Tijdens de mondelinge behandeling, die telefonisch plaatsvond vanwege de coronamaatregelen, zijn zowel de betrokkene als zijn advocate en een psychiater gehoord. De rechtbank heeft vastgesteld dat de Wvggz niet van toepassing is op de betrokkene, aangezien deze wet enkel van toepassing is op psychische stoornissen en niet op psychogeriatrische aandoeningen zoals vasculaire dementie. De rechtbank concludeert dat er geen andere feiten of omstandigheden zijn die een toepassing van de Wvggz rechtvaardigen.

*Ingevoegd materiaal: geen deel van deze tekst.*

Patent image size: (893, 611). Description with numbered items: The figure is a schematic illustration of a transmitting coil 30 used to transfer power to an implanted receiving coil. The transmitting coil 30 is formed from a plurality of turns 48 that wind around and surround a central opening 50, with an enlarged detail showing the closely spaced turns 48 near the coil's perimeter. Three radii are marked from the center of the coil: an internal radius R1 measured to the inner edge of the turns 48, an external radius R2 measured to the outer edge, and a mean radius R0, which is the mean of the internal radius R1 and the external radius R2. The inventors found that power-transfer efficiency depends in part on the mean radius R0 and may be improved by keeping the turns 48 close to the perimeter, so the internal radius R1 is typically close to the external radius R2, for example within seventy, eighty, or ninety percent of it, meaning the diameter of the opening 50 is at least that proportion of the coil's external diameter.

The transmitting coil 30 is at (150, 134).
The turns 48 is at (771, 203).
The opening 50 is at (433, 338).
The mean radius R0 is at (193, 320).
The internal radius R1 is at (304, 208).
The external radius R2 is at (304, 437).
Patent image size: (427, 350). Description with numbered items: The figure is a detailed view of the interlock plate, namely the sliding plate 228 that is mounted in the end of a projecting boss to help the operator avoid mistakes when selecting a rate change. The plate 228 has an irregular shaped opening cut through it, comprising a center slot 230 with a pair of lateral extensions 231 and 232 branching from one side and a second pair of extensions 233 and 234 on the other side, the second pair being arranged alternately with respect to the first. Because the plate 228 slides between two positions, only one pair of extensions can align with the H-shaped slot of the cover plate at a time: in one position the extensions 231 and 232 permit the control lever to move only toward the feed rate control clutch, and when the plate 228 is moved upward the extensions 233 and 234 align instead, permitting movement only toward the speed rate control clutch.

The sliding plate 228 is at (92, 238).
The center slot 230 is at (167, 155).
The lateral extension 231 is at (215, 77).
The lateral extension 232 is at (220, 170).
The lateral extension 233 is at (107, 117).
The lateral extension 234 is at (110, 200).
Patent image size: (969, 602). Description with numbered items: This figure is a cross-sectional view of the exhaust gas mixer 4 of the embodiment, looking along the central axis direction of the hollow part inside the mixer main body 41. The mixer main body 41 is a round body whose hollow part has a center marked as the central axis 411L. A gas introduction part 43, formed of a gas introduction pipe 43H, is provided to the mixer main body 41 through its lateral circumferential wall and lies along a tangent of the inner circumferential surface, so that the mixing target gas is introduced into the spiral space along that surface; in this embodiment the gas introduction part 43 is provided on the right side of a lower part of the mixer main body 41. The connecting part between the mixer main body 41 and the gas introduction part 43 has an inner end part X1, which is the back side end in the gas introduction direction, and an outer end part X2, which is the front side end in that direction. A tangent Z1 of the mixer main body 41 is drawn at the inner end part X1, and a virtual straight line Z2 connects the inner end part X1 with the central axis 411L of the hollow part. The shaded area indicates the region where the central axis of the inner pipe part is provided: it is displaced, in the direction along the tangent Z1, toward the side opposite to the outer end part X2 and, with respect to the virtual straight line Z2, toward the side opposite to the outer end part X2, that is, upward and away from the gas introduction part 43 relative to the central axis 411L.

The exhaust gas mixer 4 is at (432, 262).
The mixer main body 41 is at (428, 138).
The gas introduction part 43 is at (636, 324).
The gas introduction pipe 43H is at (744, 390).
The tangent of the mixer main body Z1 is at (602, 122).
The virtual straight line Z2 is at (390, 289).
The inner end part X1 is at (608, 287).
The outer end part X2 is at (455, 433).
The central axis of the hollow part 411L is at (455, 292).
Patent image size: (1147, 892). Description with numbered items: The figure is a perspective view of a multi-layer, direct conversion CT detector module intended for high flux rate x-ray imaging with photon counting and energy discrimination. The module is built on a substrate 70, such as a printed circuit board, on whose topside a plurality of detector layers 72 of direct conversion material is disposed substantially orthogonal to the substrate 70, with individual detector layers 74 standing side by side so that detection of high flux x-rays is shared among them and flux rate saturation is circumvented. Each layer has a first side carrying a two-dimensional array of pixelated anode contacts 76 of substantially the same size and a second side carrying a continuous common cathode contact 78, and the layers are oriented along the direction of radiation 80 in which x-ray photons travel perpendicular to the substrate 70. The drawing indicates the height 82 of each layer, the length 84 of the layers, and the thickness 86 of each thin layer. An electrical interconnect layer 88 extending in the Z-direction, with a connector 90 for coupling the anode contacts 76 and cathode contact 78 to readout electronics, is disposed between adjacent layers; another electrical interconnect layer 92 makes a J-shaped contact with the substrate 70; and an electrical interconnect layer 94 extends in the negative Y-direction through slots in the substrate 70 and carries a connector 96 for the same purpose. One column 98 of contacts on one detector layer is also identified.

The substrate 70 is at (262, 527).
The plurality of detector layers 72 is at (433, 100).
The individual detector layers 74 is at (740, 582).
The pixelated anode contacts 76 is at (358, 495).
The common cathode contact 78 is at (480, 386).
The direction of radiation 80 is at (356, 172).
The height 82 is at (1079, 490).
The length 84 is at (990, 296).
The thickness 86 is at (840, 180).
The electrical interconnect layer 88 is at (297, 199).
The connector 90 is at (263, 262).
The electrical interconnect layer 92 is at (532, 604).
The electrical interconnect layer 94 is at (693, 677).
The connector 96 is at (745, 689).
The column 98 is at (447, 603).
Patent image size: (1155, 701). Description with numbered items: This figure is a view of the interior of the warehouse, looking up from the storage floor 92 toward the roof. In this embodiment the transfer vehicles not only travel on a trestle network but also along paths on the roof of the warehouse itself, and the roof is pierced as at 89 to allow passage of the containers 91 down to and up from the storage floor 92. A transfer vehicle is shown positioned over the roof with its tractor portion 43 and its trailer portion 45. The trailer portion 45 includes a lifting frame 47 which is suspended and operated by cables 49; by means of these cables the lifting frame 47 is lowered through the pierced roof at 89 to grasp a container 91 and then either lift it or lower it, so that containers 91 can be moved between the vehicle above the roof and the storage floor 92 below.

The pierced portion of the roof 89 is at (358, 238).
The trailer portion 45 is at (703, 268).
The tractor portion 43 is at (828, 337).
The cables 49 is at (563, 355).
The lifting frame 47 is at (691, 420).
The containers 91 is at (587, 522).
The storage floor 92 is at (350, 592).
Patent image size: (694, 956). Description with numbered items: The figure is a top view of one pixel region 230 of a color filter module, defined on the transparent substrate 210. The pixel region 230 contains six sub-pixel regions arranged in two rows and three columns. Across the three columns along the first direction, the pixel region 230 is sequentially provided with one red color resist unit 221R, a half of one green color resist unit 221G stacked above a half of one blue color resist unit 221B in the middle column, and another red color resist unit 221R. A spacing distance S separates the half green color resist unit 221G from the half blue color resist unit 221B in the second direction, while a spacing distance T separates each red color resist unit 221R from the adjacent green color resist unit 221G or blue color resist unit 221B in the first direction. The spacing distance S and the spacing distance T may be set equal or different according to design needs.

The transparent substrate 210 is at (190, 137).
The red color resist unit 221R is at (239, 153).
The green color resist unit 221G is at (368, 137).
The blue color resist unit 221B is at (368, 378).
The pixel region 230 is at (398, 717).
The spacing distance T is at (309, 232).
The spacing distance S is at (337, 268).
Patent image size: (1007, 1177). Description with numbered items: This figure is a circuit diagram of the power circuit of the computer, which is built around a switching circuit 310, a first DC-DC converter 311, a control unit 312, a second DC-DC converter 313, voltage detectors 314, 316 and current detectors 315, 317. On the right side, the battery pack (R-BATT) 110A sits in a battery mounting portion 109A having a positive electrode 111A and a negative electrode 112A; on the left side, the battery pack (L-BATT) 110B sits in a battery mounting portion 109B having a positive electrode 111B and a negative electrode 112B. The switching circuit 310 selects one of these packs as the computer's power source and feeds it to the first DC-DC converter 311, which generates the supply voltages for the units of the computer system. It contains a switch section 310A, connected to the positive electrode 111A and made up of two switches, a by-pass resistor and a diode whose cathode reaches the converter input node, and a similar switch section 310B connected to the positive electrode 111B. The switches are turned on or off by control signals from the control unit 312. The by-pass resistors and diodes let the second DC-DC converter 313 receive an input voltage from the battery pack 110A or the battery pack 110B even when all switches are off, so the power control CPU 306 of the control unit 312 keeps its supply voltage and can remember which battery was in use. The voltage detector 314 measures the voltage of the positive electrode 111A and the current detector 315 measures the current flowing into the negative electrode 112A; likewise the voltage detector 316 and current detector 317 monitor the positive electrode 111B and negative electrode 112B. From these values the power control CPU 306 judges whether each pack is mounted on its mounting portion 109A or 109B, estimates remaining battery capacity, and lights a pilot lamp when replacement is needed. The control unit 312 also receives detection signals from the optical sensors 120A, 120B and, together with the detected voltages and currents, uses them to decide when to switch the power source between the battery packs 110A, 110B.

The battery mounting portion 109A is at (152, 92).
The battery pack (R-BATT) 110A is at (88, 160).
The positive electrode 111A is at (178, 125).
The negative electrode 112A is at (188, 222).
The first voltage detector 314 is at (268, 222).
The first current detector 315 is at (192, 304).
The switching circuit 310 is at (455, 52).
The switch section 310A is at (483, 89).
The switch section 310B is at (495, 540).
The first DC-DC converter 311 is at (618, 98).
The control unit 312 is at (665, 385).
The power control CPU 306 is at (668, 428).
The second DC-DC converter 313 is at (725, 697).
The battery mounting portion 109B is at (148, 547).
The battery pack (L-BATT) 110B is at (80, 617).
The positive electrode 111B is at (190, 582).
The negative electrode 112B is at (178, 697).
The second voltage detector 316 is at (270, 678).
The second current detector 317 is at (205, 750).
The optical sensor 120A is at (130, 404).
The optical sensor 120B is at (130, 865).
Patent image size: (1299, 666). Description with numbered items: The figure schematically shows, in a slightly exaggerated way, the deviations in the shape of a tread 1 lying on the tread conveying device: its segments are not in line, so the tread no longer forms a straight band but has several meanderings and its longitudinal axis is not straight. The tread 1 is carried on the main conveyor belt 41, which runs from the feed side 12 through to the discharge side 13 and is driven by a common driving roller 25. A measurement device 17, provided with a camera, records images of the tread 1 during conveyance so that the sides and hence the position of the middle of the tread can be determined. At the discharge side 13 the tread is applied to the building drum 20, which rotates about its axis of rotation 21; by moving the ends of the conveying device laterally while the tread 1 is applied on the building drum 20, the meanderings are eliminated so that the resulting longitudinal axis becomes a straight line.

De rechtbank heeft het verzoek tot voortzetting van de crisismaatregel dan ook afgewezen, met de overweging dat de argumenten van de officier van justitie niet voldoende zijn om de toepassing van de Wvggz te rechtvaardigen. De beschikking is mondeling gegeven door rechter R.B.M. Keurentjes en schriftelijk uitgewerkt op 25 maart 2020. Tegen deze beschikking staat het rechtsmiddel van cassatie open.

Uitspraak

RECHTBANK NOORD-NEDERLAND

Afdeling Privaatrecht
Locatie: Groningen
Zaaknummer / rekestnummer: C/18/197899 / FA RK 20-714
Afwijzing machtiging tot voortzetting van de crisismaatregel
Beschikking van
23 maart 2020naar aanleiding van het door de officier van justitie ingediende verzoek tot voortzetting van een crisismaatregel, als bedoeld in artikel 7:7 van de Wet verplichte geestelijke gezondheidszorg (Wvggz), ten aanzien van:
[Betrokkene] ,
geboren op [geboortedag] [geboortemaand] 1953,
wonende aan de [adres] ,
thans verblijvende bij [accommodatie] te Groningen,
hierna te noemen: betrokkene,
advocate: mr. M. Wierts, kantoorhoudende te Groningen.

1.Het procesverloop

1.1.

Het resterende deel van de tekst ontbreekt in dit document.